The 7 Metal Detectors
#1: Mechanical Compass
The compass responds to ferromagnetic material (metal that sufficiently disrupts the earth's magnetic field).
#2: Cell Phone Compass App
Cellphones contain magnetometers that respond to magnetic fields in three dimensions. I loaded and calibrated a rather effective compass app, Compass Steel 3D, from SimplyWerx.
#3: Cell Phone Metal Detector App
I loaded Metal Detector from Kurt Radwanski into my cell phone. Again, it uses the magnetometer. It responds pretty well to ferromagnetic materials and has the added benefit I can make it play sci-fi sounds when it detects metal.
#4: A Calculator and an AM Radio
A calculator contains an oscillator that emits a radio frequency that can be picked up in the AM band. Metal modifies a calculator's signal, an AM radio presents the variable signal as a tone.
I've read that solar-powered calculators are not effective, presumably because the oscillator signal cuts out when the solar cell doesn't receive enough light.
#5: The Parts to Build an Oscillator Circuit
The oscillator circuit, with a wire coil, emits a radio signal. Metal modifies the inductance of the coil, and hence the frequency of the oscillator. The AM radio from Metal Detector #4 picks up and presents the signal as sound.
I purchased the parts (pictured at the top of this post, along with the radio) as a kit. I must be honest, this one has me mildly anxious, as it involves a 650°F soldering iron. If the boys are high on sugar, I will insist they stand well back.
#6: A Cheap Metal Detector
I don't like to disappoint the little guys. I bought a "Bounty Hunter Gold Digger Metal Detector" from Amazon.com that they can play with outside. I'll keep it hidden in the car's trunk, so it won't distract the boys from metal detectors #1 through #5.
#7: Two Ziploc Bags, Each Containing $25
As I've already established, I don't like to disappoint the little guys.
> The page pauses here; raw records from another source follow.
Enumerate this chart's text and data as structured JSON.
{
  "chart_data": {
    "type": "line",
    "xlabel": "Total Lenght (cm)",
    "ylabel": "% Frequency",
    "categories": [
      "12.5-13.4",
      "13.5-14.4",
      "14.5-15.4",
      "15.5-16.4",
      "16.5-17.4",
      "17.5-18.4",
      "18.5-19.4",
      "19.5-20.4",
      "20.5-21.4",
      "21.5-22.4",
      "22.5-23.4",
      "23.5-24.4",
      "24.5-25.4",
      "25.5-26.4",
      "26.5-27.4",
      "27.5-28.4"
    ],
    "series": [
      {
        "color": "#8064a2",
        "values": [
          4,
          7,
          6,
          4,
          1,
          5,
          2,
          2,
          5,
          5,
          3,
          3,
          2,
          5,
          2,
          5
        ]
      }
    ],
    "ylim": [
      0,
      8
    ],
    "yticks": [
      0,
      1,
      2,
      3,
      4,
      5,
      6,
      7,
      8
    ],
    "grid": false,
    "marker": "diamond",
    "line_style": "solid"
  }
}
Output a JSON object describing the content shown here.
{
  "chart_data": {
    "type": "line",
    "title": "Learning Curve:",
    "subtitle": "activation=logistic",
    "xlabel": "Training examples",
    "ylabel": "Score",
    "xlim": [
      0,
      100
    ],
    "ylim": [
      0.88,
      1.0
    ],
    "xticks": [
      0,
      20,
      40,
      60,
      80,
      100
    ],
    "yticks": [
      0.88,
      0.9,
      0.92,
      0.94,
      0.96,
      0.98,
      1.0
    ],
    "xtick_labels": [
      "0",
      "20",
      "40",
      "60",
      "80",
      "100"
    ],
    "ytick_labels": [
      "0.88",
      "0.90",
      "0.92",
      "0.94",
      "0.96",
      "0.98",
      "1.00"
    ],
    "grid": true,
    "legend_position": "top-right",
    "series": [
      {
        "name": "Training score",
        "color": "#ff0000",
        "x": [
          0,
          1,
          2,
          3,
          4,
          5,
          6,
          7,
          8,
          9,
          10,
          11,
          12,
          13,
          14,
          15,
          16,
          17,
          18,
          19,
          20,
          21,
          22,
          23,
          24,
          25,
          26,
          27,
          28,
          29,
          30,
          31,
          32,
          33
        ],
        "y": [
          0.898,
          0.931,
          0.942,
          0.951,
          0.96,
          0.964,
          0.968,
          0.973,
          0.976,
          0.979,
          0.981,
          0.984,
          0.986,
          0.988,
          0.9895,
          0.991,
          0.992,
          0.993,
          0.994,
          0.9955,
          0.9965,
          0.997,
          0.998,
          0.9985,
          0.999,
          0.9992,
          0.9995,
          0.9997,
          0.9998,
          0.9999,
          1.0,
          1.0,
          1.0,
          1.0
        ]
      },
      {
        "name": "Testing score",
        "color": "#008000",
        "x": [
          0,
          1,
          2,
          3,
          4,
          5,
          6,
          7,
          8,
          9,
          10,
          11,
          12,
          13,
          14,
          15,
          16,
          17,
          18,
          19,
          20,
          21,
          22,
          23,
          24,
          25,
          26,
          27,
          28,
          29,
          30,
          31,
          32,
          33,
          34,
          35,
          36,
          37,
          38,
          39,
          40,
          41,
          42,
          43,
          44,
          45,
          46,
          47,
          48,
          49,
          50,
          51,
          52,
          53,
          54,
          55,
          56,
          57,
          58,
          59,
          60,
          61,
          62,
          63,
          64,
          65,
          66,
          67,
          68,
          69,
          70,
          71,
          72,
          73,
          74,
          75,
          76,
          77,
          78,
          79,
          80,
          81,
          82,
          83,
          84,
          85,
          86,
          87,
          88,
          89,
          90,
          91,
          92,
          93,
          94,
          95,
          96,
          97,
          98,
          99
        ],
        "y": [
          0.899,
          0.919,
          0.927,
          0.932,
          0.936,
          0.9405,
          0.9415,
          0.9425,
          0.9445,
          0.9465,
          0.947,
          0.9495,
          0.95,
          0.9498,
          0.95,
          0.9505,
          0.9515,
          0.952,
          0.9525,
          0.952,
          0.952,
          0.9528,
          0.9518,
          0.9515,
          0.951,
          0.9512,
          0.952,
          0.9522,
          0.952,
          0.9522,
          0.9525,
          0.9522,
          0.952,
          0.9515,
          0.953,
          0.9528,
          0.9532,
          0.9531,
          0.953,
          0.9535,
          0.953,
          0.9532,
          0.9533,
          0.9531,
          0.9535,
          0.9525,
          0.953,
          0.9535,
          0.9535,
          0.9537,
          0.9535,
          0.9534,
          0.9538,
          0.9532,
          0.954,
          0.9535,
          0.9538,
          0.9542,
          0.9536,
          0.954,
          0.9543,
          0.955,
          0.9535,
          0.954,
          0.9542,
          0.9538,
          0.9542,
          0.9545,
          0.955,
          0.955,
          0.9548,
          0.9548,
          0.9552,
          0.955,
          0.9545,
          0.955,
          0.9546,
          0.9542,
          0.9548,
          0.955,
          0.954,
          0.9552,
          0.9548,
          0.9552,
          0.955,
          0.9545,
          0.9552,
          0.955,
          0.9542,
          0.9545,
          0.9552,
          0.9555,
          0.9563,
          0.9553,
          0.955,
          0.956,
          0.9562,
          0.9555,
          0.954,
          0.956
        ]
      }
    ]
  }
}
They're just a year and a few months apart in age, so if one gets an item, the other can become upset if he doesn't get the same item. Sharing is something they are still working on.
I will give each of them a Ziploc bag containing $25, which is less than the cost of a metal detector.
I will tell them they are sharing the metal detectors (including #6), but if they don't want to share, they can pool the money to buy a second Bounty Hunter Gold Digger Metal Detector. I'm hoping, by then, they will be so bored by the idea of metal detecting, they'll do something else with the money.